Domingo no parque

Em 2013, eu convidei uma urbanista para me dar uma entrevista no parque Augusta, no centro de São Paulo, durante o longo imbróglio sobre a construção de uma área de lazer ali. Eu estava no primeiro ano da faculdade e aquela apuração fazia parte de um exercício da disciplina de jornalismo online. 

Eu tirei um 9, mas com certeza minha nota seria menor se a professora Alexandra Gonsalez, da universidade Metodista de São Bernardo do Campo, onde estudei, soubesse dos outros assuntos muito mais relevantes que deixei de lado para fazer aquela matéria. 

Eu tinha vergonha de morar onde morava, 30 quilômetros ao sul do parque Augusta, num bairro pouco conhecido no distrito do Grajaú, em São Paulo. Por isso, diferentemente de meus colegas, que fizeram pautas tão comezinhas quanto a minha, não falei de alguma questão da minha rua ou do meu bairro. Mas de um lugar duas horas de ônibus, trem e metrô distante de mim.

Meus colegas e meus professores nunca souberam onde eu morava exatamente. Nunca fiz um trabalho em grupo em casa durante a graduação, por exemplo. Aliás, nem no ensino médio. Nem no ensino fundamental. Nunca um colega de escola esteve na minha casa.

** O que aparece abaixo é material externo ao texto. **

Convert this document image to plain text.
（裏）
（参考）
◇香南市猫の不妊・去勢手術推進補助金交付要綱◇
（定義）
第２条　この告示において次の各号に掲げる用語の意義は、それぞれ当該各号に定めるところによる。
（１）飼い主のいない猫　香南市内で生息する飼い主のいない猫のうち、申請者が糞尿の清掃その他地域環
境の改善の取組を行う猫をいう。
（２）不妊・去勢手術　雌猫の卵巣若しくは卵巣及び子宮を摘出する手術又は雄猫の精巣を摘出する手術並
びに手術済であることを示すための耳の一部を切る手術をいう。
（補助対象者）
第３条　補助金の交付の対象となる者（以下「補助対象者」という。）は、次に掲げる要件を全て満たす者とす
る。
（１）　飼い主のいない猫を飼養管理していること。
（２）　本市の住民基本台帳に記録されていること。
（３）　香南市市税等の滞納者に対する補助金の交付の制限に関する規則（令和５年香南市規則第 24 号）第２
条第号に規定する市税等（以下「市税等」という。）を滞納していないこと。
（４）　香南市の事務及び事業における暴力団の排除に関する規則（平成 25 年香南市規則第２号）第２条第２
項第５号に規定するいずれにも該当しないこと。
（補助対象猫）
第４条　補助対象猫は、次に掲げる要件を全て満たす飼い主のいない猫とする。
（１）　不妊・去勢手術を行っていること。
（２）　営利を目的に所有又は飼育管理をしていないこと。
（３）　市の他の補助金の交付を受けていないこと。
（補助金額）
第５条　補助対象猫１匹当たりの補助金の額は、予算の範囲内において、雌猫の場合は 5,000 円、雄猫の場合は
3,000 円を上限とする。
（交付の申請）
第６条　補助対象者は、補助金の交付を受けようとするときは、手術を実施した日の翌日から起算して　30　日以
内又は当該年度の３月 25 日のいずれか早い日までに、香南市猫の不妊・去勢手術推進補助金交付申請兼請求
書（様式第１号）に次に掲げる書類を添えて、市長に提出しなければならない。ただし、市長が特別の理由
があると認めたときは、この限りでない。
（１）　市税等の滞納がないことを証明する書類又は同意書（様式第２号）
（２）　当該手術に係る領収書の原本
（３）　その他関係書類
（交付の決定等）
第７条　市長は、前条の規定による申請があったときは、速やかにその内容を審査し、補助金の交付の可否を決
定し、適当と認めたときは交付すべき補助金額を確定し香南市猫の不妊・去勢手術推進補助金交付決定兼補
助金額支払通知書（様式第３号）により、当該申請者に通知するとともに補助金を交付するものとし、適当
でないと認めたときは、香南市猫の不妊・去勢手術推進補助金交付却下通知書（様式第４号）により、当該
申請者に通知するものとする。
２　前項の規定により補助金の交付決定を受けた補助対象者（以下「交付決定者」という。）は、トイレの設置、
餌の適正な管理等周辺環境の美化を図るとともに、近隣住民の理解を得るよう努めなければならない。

Sentia uma grande vergonha do chão de cimento queimado (hoje é moda, mas no começo dos anos 2000 era a opção mais em conta) e das paredes inacabadas da minha casa que, certa vez, foram até o leito de morte de um rato. Depois de comer veneno, o roedor entrou por entre os blocos laranjas de tijolo baiano da sala e dormiu o sono eterno. O mau cheiro motivou uma investigação dos meus pais em busca do pequeno corpo, só mais tarde encontrado. Quebra parede. Tira o rato. Fecha parede.

Eu tinha medo, por exemplo, que, outra vez, a fossa escavada no quintal se abrisse e engolisse tudo, como aconteceu com a lavanderia da minha avó. Sorte ela não estar no tanque no dia, pois seria engolida pela mistura de lama e bosta.

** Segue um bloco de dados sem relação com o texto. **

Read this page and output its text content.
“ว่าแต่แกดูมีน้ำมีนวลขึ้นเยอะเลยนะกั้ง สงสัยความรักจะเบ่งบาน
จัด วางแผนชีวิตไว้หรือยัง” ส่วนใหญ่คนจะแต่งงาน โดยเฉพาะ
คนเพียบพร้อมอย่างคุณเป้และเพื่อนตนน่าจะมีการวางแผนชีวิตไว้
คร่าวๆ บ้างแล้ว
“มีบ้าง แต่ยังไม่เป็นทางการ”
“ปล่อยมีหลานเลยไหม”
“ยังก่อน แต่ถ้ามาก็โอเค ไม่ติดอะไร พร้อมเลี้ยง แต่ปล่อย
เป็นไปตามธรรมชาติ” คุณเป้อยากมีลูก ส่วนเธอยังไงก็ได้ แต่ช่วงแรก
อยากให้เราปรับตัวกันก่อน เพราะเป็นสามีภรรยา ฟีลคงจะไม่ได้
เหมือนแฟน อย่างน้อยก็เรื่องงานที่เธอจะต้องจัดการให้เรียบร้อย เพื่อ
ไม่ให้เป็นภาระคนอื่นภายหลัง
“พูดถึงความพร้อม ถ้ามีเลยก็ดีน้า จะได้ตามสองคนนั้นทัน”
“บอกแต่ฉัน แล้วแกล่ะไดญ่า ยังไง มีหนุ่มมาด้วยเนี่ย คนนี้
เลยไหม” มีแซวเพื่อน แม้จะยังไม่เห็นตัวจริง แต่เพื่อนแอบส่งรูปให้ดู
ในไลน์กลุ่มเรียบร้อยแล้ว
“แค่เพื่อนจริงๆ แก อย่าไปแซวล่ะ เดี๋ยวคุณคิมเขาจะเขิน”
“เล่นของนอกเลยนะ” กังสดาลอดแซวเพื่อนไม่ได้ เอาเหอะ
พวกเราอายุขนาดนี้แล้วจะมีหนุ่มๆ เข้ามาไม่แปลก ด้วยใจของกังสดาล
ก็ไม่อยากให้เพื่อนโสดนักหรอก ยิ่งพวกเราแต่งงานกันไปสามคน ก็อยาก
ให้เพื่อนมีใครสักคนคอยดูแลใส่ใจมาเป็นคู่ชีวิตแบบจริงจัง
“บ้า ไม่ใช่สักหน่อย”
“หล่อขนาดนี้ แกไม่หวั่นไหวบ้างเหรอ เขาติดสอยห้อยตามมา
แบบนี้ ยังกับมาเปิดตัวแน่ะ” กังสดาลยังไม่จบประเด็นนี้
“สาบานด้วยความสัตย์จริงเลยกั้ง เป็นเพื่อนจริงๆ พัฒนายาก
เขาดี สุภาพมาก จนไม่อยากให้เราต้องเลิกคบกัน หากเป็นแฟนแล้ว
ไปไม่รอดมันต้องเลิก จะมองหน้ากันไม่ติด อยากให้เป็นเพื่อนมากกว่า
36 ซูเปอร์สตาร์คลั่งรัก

Eu não concebia a ideia de levar alguém em casa e, de repente, acontecer um assassinato. Na infância e na adolescência, não foram poucas as vezes em que minha mãe e eu, na volta do culto de domingo, desviamos de ruas em que alguém havia acabado de ser executado.

Se eu contasse tudo isso à professora Alexandra, talvez ela baixasse minha nota. Por que raios fui até o parque Augusta falar de algo que toda semana falavam aqui na Folha ou no SPTV, se havia questões ao meu redor como acúmulo de lixo e entulho e a infestação de roedores, falta de esgoto encanado e a violência urbana?

Esse aprendizado, que poderia se restringir ao fazer jornalístico, mas que levo pra vida, desmoronou em minha cabeça nesta manhã de domingo (27), quase uma década depois, ao pensar sobre amanhã, o dia do orgulho LGBT. Do que eu devo me orgulhar? Por anos achei que me posicionar como alguém parte desta comunidade fosse ser meu maior desafio. Mas meu armário era muito maior, tinha muito mais coisas.

Durante toda a minha vida profissional até aqui segui negando quem eu era. No meu primeiro emprego como jornalista, mimetizei boa parte dos meus colegas, frequentei os mesmos bares, li os mesmos livros e tive as mesmas opiniões. Não que isso tenha sido errado. Mas eu absorvia tudo aquilo e não dava nada em troca, porque achava que não tinha o que oferecer. Me via como um terreno vazio, mas, mal sabia eu, já estava completamente loteado.

Levei um tempo até conhecer algumas referências culturais, políticas e estéticas de que todos falavam porque passei a infância e a adolescência na igreja, o único teatro, o único cinema e o único espaço de convivência social e política que eu podia acessar com o dinheiro que tinha e sem enfrentar longas distâncias de ônibus e trem.

Foi nesta manhã de domingo que percebi que meu orgulho de ser LGBT só pode existir se eu puder me orgulhar de todo o resto. Ter uma fé cristã-protestante e uma origem periférica são parte do que sou. E é isso o que posso oferecer.

Amanhã é o dia de LGBTs se orgulharem por quem são. E por completo. Orgulho por ser LGBT e torcedor de um time de futebol. E pai. E mãe. E candomblecista. E operador de máquinas agrícolas. E reverendo. E cientista. E médica do SUS. E evangélico. E tudo o que não tem mais espaço no armário e é motivo de orgulho.